All that is a prelude to saying that Jesus was very clear what he had to do and was not going to be put off by threats from Herod or the Temple Authorities – or by his own fears about what was likely to happen to him. And for me and perhaps for you it raises the question How willing am I to follow his example. For us it’s very unlikely to lead to a sentence of death: more likely just to ridicule or simply being ignored. I heard tell of a brief exchange at a Pride March in London a few years ago. A gay man was commenting that in his circle it was much harder to come out as a Christian than it had been to come out as gay. So that’s essentially two points that I’ve linked to the gospel reading. There is a third. You will probably be aware of the benefice prayer initiative for Lent – Living Bread. For this week the heading is Jerusalem, Jerusalem. It’s about Jesus’ desire for the good of Jerusalem in his own time and also for the New Jerusalem which I just pointed out is an image related to the Kingdom of God. St Paul is very fond of talking about being “in Christ”. Which is about coming to see the world through Christ’s eyes. And coming to share some of his vision. And that will include sharing some of his grief and sorrow for the world as it is: a grief expressed in the second part of the gospel reading. It’s usually thought that Luke wrote his gospel after the destruction of the temple in AD 70. So the grief expressed in the gospel will include all the feelings about that.

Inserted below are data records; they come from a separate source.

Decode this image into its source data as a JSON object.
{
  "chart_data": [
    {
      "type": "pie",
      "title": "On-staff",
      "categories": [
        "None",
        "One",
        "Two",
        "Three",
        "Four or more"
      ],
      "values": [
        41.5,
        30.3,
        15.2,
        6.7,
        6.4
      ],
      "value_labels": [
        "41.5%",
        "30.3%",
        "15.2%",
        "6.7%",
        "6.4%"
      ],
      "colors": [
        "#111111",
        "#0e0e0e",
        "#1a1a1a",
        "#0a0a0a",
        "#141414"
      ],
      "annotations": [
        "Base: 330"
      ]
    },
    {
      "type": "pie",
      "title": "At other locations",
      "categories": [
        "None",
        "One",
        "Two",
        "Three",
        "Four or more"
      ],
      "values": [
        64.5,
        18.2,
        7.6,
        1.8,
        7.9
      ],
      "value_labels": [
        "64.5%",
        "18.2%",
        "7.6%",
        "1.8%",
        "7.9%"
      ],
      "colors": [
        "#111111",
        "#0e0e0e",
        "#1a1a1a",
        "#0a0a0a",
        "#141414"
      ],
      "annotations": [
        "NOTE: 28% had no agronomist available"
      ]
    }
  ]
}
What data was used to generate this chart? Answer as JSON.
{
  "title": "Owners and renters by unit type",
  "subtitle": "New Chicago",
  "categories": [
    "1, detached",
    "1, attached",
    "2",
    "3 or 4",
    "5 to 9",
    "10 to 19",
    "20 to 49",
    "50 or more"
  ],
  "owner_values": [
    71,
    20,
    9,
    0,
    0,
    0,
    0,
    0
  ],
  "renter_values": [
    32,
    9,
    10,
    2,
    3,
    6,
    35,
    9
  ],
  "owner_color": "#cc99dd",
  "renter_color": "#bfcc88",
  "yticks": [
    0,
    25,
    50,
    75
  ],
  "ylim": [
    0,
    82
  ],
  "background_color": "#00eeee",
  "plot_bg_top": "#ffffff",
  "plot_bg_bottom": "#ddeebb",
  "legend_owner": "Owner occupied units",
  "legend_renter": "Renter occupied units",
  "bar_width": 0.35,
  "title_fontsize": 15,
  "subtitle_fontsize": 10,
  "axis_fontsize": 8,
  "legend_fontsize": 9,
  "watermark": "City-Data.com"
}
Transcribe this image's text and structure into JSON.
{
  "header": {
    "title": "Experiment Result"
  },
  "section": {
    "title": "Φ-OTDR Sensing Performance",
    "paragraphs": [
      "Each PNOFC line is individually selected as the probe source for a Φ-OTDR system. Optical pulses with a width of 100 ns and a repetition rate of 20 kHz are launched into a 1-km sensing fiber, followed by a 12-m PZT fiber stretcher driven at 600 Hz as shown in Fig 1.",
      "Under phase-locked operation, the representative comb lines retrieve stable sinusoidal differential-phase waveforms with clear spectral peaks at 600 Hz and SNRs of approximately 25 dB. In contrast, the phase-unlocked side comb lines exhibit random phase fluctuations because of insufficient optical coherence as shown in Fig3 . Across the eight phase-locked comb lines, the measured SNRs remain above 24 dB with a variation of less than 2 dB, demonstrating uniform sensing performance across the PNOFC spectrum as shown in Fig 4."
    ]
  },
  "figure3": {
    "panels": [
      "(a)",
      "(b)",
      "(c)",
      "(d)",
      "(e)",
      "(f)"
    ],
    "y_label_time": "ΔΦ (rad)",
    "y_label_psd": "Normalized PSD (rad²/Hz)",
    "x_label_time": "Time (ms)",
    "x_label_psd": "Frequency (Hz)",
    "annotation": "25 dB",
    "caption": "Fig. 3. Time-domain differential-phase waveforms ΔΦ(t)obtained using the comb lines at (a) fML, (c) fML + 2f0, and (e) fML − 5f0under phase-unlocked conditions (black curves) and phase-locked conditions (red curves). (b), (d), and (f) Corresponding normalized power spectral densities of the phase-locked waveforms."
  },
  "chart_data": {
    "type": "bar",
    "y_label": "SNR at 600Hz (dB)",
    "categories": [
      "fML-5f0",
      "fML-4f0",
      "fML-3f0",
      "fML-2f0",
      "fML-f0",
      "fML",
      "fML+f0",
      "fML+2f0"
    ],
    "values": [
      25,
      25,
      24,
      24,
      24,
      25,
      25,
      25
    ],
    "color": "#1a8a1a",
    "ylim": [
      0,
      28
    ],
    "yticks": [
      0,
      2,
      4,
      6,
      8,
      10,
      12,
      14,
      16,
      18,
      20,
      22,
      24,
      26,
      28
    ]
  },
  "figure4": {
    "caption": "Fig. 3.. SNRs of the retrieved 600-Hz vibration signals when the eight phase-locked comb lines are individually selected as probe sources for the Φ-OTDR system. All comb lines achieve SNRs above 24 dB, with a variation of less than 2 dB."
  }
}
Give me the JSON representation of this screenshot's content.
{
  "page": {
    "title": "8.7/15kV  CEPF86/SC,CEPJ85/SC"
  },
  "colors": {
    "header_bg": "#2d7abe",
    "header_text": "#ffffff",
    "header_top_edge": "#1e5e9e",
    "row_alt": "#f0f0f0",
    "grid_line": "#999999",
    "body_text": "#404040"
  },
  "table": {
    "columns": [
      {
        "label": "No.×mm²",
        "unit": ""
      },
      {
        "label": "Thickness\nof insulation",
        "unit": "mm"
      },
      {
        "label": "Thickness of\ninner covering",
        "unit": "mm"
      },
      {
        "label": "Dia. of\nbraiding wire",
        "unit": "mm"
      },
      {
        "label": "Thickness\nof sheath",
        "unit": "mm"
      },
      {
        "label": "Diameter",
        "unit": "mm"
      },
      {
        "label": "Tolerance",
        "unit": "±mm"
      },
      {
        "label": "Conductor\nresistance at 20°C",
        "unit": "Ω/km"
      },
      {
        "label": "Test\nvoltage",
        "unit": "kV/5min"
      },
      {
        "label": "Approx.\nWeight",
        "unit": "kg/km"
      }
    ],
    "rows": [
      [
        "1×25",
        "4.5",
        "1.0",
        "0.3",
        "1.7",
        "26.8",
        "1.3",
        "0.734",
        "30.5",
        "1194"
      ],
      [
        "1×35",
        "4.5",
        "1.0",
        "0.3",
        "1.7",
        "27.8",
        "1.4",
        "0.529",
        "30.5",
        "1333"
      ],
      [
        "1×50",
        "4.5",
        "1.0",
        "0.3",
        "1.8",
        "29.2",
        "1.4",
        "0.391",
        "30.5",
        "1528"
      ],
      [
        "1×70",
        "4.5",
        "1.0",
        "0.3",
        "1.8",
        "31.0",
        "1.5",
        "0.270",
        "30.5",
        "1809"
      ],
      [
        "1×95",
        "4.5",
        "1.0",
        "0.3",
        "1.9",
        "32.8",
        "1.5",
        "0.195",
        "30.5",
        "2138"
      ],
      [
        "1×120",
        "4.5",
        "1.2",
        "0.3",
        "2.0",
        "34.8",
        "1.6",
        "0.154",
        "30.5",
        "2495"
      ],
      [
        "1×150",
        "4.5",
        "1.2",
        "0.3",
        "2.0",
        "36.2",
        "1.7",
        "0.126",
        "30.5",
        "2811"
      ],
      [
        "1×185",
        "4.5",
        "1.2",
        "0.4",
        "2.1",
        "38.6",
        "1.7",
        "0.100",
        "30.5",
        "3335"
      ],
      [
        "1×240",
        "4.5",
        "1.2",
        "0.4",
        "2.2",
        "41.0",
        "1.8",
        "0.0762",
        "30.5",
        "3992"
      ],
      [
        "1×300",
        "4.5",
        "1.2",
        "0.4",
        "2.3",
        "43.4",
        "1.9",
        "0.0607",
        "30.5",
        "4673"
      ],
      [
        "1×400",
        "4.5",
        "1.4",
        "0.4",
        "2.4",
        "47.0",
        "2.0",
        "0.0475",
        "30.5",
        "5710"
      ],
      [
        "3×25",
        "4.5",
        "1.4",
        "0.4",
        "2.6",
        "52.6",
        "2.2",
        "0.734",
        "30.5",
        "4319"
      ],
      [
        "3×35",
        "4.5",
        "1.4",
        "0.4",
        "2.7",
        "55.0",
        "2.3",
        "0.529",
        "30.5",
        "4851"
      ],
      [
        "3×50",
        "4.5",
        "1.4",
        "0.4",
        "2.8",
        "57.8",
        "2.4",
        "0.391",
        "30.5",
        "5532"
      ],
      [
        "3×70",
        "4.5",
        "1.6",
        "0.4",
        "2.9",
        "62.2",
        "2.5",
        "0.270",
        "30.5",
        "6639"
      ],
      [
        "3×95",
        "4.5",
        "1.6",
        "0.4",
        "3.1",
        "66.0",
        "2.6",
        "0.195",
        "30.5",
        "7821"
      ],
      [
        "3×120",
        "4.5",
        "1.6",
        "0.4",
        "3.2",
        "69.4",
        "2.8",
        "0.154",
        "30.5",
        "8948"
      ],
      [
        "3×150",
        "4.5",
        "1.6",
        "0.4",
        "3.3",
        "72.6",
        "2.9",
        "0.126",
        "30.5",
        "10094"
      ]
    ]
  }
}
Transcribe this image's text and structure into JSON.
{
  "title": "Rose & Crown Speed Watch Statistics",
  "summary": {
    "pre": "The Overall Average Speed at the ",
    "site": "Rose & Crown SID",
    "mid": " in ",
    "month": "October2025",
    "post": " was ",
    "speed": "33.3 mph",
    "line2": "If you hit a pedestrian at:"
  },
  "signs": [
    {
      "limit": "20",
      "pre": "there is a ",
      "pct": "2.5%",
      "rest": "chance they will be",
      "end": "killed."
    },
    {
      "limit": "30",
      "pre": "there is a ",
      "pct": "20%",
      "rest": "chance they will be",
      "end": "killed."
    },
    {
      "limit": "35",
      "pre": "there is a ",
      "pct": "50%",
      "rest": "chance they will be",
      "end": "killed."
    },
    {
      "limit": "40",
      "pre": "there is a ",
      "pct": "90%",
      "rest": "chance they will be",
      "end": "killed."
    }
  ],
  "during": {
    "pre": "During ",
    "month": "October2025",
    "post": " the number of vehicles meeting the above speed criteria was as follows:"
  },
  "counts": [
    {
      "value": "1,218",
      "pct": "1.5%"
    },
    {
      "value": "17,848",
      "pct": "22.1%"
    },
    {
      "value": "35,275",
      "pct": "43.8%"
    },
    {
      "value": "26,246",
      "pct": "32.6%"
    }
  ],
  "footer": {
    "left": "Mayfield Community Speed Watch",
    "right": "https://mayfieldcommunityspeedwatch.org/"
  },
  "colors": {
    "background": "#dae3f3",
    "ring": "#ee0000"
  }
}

In living Bread, the other suggestion for this week is to ponder what contributes to human and social flourishing. All I will suggest about that at the moment is to remember my first poin. And think about how important it is to value difference and to be ready to look for the good in other cultures. And to be ready to challenge ourselves if we find ourselves coming think that badness lies in the people we don’t like or don’t agree with.